Correva l'anno 1886, a New York veniva inaugurata la Statua della Libertà e poco lontano John Pemberton creava la Coca-Cola, ma noi rivolgiamo lo sguardo sul vecchio continente dove, in Inghilterra, Marie Corelli pubblicava il suo secondo romanzo: Vendetta!.

E' stato necessario più di un secolo per vedere arrivare anche qui in Italia, per merito della Gargoyle, questo romanzo vittoriano del tardo gotico.

E la scelta si è rivelata vincente, la Corelli ha scritto un brillante esempio della letteratura gotica, immergendoci in questa partenopea vicenda dove la vendetta del conte Fabio Romani si compie.

Nel lontano 1884, a Napoli, il conte Fabio Romani un giorno incontra una donna di cui si invaghisce perdutamente e decide di farne sua moglie e questa scelta lo condannerà a un triste fato.

I primi anni con Nina sono agli occhi del conte il coronamento di una vita felice, il matrimonio viene presto allietato anche dalla nascita di una splendida bambina, Stella.

Ma ben presto un'ombra oscura adombra la tranquilla vita coniugale del conte. Il colera esplode a Napoli e Fabio ne rimane presto contagiato; nonostante le disperate cure di un monaco cade in un coma profondo e, creduto morto, viene seppellito senza indugi nella cripta di famiglia, per evitare il contagio.

Ma il conte non è morto e con terribile orrore si risveglia rinchiuso in una bara che porta il suo nome. Una cieca paura e una furiosa ricerca di libertà lo portano a rompere le pareti di legno che lo circondano e a uscire dalla sua lugubre prigione. Riesce a tornare sulla terra dei vivi, tuttavia molto amara è la scoperta che l'amata moglie non piange per la sua prematura dipartita, ma ride fra le braccia del suo amante, Guido Ferrari, il migliore e più fidato amico del conte.

Fabio decide così di vendicarsi dell'orribile tradimento e ordisce un perfido complotto per torturali e solo infine porre termine allo loro vili esistenze.

La lettura scorre piacevole, sebbene lentamente, poiché la ricercatezza del lessico e le corpose descrizioni rallentano.

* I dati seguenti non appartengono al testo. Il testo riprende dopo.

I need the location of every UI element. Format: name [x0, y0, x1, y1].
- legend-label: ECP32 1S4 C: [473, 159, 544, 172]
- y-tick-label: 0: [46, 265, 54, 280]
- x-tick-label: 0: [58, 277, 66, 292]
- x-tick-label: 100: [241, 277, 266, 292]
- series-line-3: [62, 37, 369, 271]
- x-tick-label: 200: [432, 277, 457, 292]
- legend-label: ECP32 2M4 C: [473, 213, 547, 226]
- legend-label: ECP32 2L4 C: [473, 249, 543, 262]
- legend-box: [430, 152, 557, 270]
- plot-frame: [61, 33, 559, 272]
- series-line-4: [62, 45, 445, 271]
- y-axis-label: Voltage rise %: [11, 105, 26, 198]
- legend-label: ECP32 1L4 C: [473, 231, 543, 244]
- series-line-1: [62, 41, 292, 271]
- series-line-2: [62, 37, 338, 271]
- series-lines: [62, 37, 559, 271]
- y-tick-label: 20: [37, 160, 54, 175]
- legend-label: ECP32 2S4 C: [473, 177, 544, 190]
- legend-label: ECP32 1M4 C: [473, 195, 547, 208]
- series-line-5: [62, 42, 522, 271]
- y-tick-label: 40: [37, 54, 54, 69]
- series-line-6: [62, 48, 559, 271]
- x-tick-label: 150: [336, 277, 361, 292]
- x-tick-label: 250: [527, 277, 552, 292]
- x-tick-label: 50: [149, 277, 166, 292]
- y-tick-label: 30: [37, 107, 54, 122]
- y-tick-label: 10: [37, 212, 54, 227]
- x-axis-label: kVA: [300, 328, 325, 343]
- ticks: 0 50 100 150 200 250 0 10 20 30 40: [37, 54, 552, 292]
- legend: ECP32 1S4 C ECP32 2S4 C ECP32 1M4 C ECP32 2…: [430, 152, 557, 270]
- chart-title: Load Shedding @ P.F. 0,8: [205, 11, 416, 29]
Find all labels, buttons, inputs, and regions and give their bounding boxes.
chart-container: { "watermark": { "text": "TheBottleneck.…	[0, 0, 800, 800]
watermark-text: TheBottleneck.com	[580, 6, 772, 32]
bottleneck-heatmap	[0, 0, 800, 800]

Tuttavia si riceve la curiosa e unica sensazione di riassaporare uno stile ormai perduto. Un'enfasi e un gusto per il melodramma che non ci appartengono più e che riusciamo con piacere a rivivere solo nei vecchi classici o in questo romanzo della Corelli.

Un encomio particolare va alla traduttrice, Monica Meloni, di cui in quest'opera più che in altre si deve riconoscere l'impegno e la dedizione, capace di restare fedele al testo senza tralasciare il tono ricercato.

Fanno sorridere i paragraffetti morali più volte inserti nella trama da Marie per avvertire i propri lettori a prestare attenzione ai difetti di carattere dei personaggi o del popolo descritto. Si legge con sincero divertimento l'elogio a tutte le virtù della donna, così come gli sfacciati riferimenti alle varie duchesse, baronesse inglesi che vivono molto al di sotto dei canoni di virtù dell'autrice. E così si arriva facilmente a comprendere il perché la Corelli fosse una della autrici preferite della retta regina Vittoria.

Ricordiamo che benché il nome possa suggerire un'origine nostrana, l'autrice era una britannica puro sangue, adottò il nome Corelli all'età di 30 anni rinunciando a Mackay per ottenerne una fama più 'esotica'. L'Italia descritta nel romanzo è, infatti, costruita su immagini stereotipate e favolistiche, derivate probabilmente da un'appassionata lettura di operette e commedie italiane. Tuttavia è difficile definirla come una pecca del romanzo; spesso e volentieri siamo descritti meglio che da noi stessi e siamo soprattutto ancora lontani dallo stereotipo statunitense dell'italiano mafioso; in questo romanzo siamo un popolo di appassionati più dediti alla risata che al malaffare.

In conclusione non è l'originalità che si va a ricercare in quest'opera, i più avranno notato le similitudini con il più noto romanzo di Dumas, Il Conte di Montecristo, a cui però, in tutta sincerità, non può essere lontanamente comparato. La bontà di Vendetta! sta nel piacere di leggere un'opera dimenticata immeritatamente, che si rivela un buon libro anche per noi moderni cinici più dediti al divorzio che all'omicidio.